Link with geographical origin
The reindeer meat is produced by professional reindeer herders living in the Finnish reindeer husbandry area, nearly 20 % of whom are Sámi, a native people of the European Union. The work of the reindeer herders is based on information collected over the centuries on reindeer and its meat. The oldest information on dried meat is found in 16th century account books and in the descriptions of Finland contained in the History of the Northern Peoples by Olaus Magnus, a book dating from 1555. After him, the earliest references to dried reindeer meat are mainly from explorers in the 17th and 18th centuries. The reindeer meat is dried using traditional skills; for example, most reindeer meat processing plants are owned by reindeer-owning families. All of the above reindeer meat processors form a unique network of expertise in the reindeer husbandry area, with the skills and capacity to process into ‘Lapin Poron kuivaliha’ some of the reindeer meat produced in the reindeer husbandry area using traditional methods.

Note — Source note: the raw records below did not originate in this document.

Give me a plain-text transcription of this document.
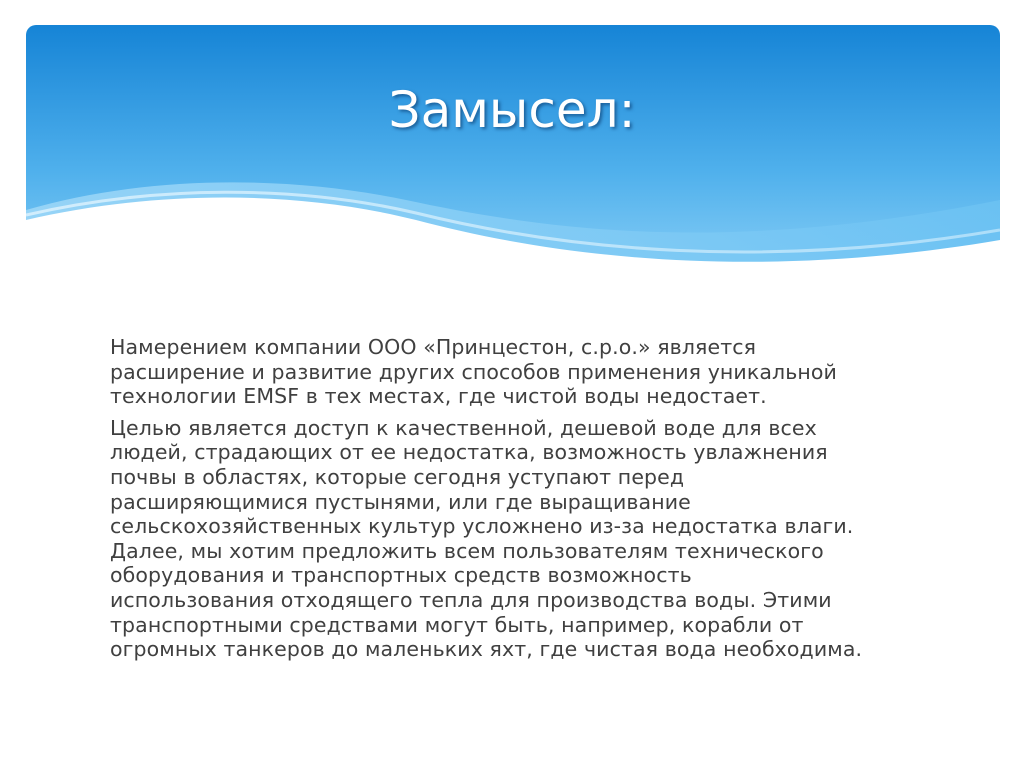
Замысел:

Намерением компании ООО «Принцестон, с.р.о.» является
расширение и развитие других способов применения уникальной
технологии EMSF в тех местах, где чистой воды недостает.

Целью является доступ к качественной, дешевой воде для всех
людей, страдающих от ее недостатка, возможность увлажнения
почвы в областях, которые сегодня уступают перед
расширяющимися пустынями, или где выращивание
сельскохозяйственных культур усложнено из-за недостатка влаги.
Далее, мы хотим предложить всем пользователям технического
оборудования и транспортных средств возможность
использования отходящего тепла для производства воды. Этими
транспортными средствами могут быть, например, корабли от
огромных танкеров до маленьких яхт, где чистая вода необходима.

‘Lapin Poron kuivaliha’ is air-dried outside according to centuries-old traditional methods. Drying takes place in February-April at a sufficient height above the ground in a covered space built or designated for the drying of meat, which vermin are prevented from entering by sufficiently solid flooring and netting. The preparation of dried reindeer meat is successful only in the northern regions, where temperature variations in late winter are sufficiently great. The significant late-winter temperature fluctuations in northern climes, from – 30 °C to + 7 °C, tenderise the meat and give it a natural flavour. Other natural characteristics of the region, such as distinct seasons, the reindeer diet and the traditional skills for selecting and preparing raw material for reindeer meat make dried reindeer meat what it is: a reindeer product with its own distinctive flavour.